Stanford Medicine

Human iPSC-derived somatic cells provide a powerful, renewable and reproducible tool for modeling cellular responses to external perturbation in vitro, especially for non-blood cell-types such as cardiomyocytes which are extremely challenging to collect and even then are typically only available post-mortem. We investigate using a panel of such cell lines to understand the genetic basis of interindividual differences in response to a specific chemotherapy drug, doxorubicin. Anthracycline-induced cardiotoxicity (ACT) is a key limiting factor in setting optimal chemotherapy regimes, with almost half of patients expected to develop congestive heart failure given high doses. However, the genetic basis of sensitivity to anthracyclines remains unclear. We created a panel of human iPSC-derived cardiomyocytes from 45 individuals and performed RNA-seq after 24h exposure to varying doxorubicin dosages. The transcriptomic response is substantial: the majority of genes are differentially expressed and over 6000 genes show evidence of differential splicing, the later driven by reduced splicing fidelity in the presence of doxorubicin.
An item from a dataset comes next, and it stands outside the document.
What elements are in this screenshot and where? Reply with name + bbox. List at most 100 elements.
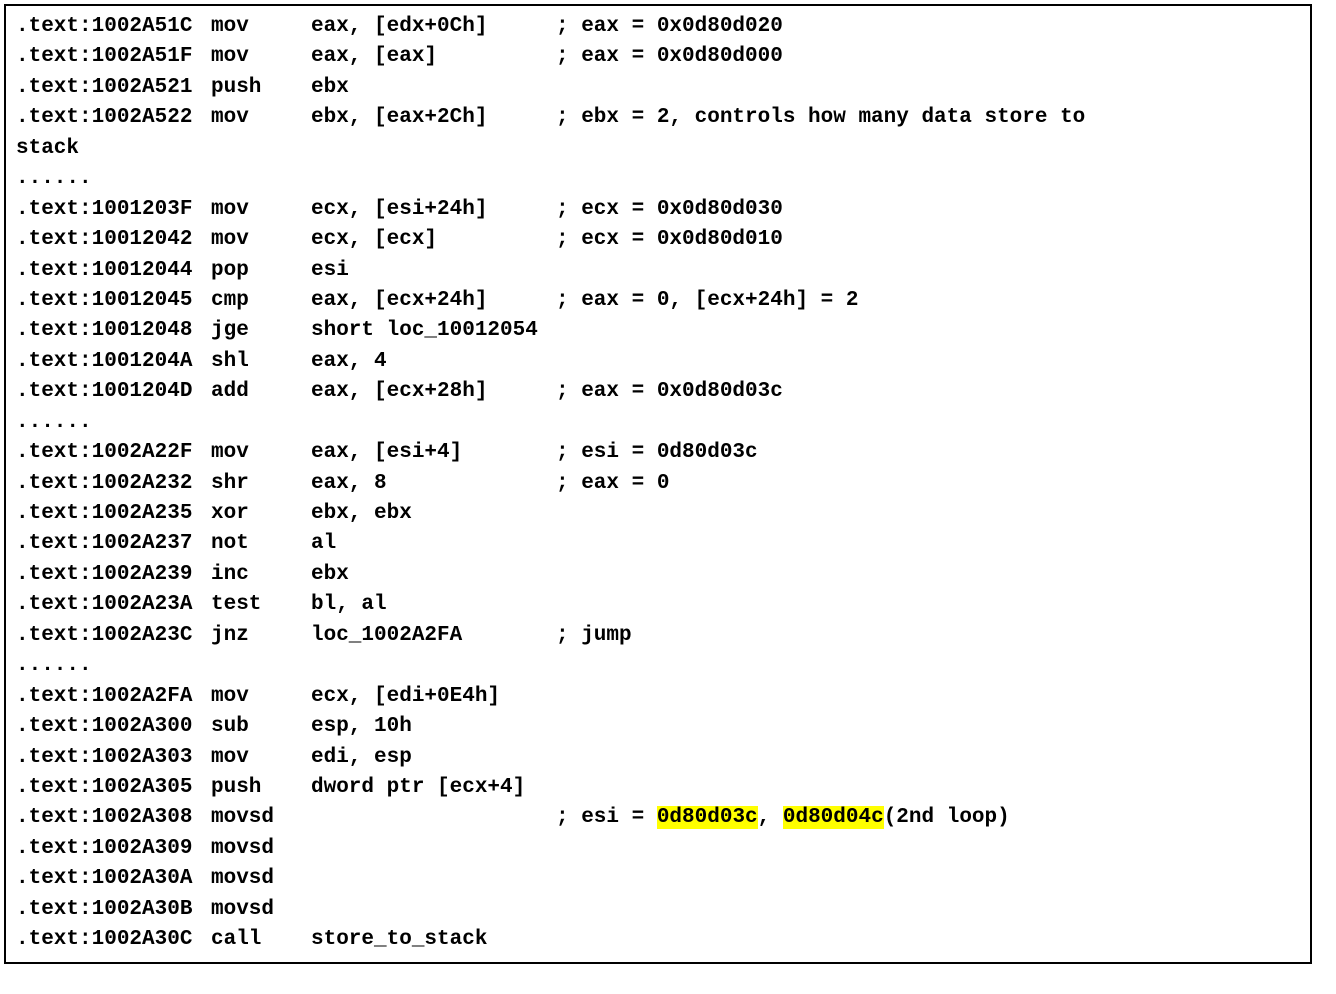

We show that inter-individual variation in transcriptional response is predictive of in vitro cell damage, which in turn is associated with in vivo ACT risk. We developed an efficient linear mixed model, suez, which detects 447 response-expression quantitative trait loci (QTLs). Combining suez with our RNA splicing quantification algorithm LeafCutter we find 42 response-splicing QTLs. These molecular response QTLs are enriched for lower p-values in ACT genome-wide association and enable prediction of cellular damage, supporting the in vivo relevance of our map of genetic regulation of cellular response to anthracyclines.